After Dish Network secured coveted distribution rights from Disney that enable Charlie Ergen & Co. to offer ABC, ESPN and other networks from the media giant's stable over-the-top, the natural next question now is: how will Dish execute on them?
Dish has not announced how it intends to proceed with packaging and pricing, but Bloomberg, citing unnamed sources, reported Tuesday that the company is mulling an OTT service that would sell for $20 to $30– and that’s if Dish can salt away enough rights to create a compelling service
“We think there is a group of individuals, 18-to-34-year-olds, who would love to have a lower-cost product with some of the top content out there,” Dish chief commercial officer David Shull told the news outlet. “That’s who we’ll be targeting.”

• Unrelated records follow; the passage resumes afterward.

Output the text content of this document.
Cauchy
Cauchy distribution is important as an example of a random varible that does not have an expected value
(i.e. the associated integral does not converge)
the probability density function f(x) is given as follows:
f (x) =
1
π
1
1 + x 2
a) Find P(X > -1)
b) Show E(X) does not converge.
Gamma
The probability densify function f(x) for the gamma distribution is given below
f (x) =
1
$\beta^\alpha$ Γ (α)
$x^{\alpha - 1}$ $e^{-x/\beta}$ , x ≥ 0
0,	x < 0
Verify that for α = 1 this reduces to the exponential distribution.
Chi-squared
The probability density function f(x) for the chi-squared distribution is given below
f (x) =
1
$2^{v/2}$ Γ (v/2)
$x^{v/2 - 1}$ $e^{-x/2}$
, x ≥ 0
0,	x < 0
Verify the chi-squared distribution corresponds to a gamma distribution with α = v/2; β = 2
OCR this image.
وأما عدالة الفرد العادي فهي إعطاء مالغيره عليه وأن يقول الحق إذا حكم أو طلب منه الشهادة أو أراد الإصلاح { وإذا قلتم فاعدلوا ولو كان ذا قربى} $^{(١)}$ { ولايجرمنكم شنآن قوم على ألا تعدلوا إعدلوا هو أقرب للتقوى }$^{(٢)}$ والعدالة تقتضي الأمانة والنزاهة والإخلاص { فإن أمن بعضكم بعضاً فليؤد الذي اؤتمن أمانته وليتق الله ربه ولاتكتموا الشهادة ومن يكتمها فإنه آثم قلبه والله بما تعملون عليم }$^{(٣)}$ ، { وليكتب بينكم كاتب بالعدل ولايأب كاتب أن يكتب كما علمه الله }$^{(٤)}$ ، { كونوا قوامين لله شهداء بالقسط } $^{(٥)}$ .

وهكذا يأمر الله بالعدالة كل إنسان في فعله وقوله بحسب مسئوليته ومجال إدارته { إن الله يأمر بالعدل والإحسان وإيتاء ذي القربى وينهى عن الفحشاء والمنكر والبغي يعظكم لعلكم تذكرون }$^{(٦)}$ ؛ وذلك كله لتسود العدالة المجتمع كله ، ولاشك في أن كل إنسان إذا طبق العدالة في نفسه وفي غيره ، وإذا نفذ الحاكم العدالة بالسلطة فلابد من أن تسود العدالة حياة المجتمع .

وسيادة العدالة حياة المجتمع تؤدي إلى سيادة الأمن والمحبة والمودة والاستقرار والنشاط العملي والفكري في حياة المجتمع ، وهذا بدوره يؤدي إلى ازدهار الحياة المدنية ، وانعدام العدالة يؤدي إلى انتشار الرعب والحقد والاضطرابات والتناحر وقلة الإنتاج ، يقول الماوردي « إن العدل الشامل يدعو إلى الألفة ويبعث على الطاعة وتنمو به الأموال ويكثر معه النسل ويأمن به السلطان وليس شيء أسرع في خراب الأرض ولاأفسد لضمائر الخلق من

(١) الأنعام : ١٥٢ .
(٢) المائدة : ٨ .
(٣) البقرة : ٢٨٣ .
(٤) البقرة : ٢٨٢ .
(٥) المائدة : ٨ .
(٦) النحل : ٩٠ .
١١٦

Cheaper, smarter, perhaps more personalized bundles? Sounds like a page ripped from the Intel Media playbook that was scrapped after it was able to secure the distribution deals it needed but decided that it could not stomach the costs and questioned whether it stood a chance to hit the sizable subscriber figures stipulated by those contracts.

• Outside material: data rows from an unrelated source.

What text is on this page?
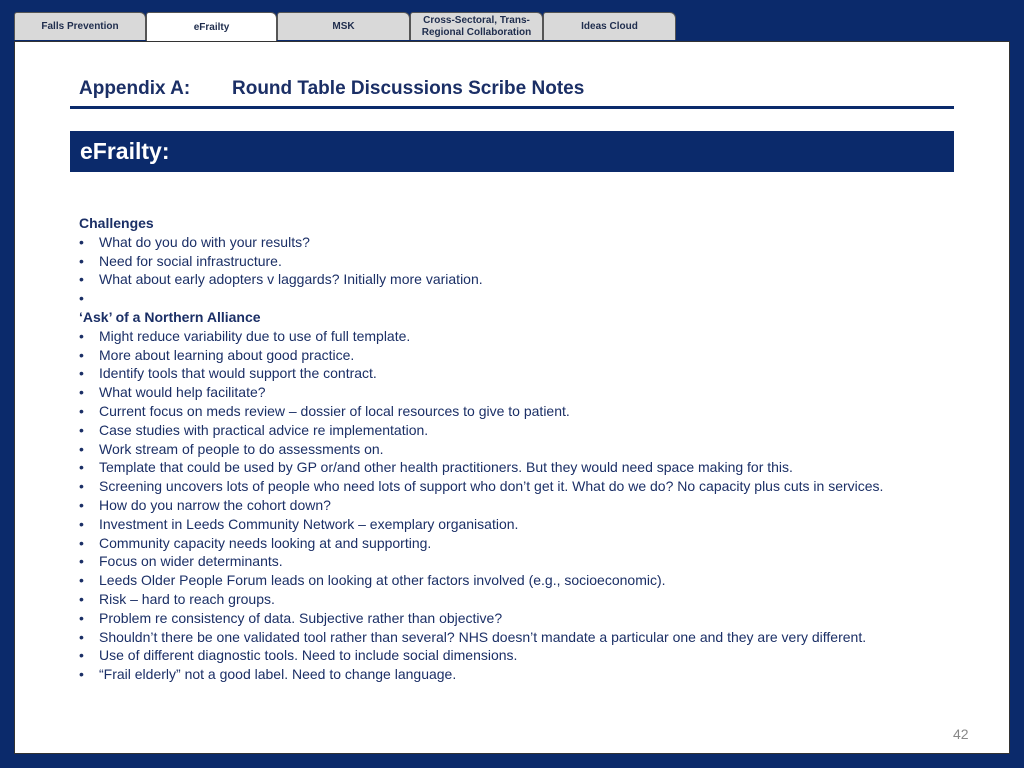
Falls Prevention	eFrailty	MSK
Cross-Sectoral, Trans-
Regional Collaboration
Ideas Cloud
Appendix A: Round Table Discussions Scribe Notes
eFrailty:
Challenges
• What do you do with your results?
• Need for social infrastructure.
• What about early adopters v laggards? Initially more variation.
•
‘Ask’ of a Northern Alliance
• Might reduce variability due to use of full template.
• More about learning about good practice.
• Identify tools that would support the contract.
• What would help facilitate?
• Current focus on meds review – dossier of local resources to give to patient.
• Case studies with practical advice re implementation.
• Work stream of people to do assessments on.
• Template that could be used by GP or/and other health practitioners. But they would need space making for this.
• Screening uncovers lots of people who need lots of support who don’t get it. What do we do? No capacity plus cuts in services.
• How do you narrow the cohort down?
• Investment in Leeds Community Network – exemplary organisation.
• Community capacity needs looking at and supporting.
• Focus on wider determinants.
• Leeds Older People Forum leads on looking at other factors involved (e.g., socioeconomic).
• Risk – hard to reach groups.
• Problem re consistency of data. Subjective rather than objective?
• Shouldn’t there be one validated tool rather than several? NHS doesn’t mandate a particular one and they are very different.
• Use of different diagnostic tools. Need to include social dimensions.
• “Frail elderly” not a good label. Need to change language.
42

Intel Media would have started at zero. Dish is already in the pay-TV biz and has some scale.
Meanwhile, BTIG analyst Richard Greenfield has locked on to the idea of an OTT-delivered “personalized subscription service” that’s referenced in the Disney-Dish announcement.
Greenfield, shortening this to a “PSS,” noted in a blog (registration required) that such a service has yet to be defined, but said it opens itself up to a building-block model that could entitle a subscriber to one simultaneous stream of live or VOD programming, and charge more for a second PSS, and so on, up to an upgrade for a full-freight, traditional pay-TV package.
“The goal of the PSS would be to bring the price point of a streaming MVPD-type live and on-demand video service down to $20-$30, but limit access to only one-stream at a time. One stream at a time works great for single adults or light-TV viewers, who likely account for the bulk of MVPD churn today,” he suggested, noting that the concept is similar in some ways to the multi-faceted, multi-resolution subscription tiers that Netflix is exploring.
He also suggested that programmers might be willing to reduce their distribution fees for these personal subscriptions because getting something is better than nothing, if the latter option is having the consumer cut the cord and not take any form of an MVPD-delivered service. .
Greenfield also pointed out that some colleagues are also modeling the notion of an SD-only PSS for tablets and smartphones for $20 per month, with an HD version going for $10 more.
While the idea behind these potential models are subject to plenty of important questions, including how or if programmers will allow for some channels to be unbundled and how steep of a margin hit such services would face, the exercise at least seems to show that there's room for some flexibility to be brought to typically rigid pay-TV economic models.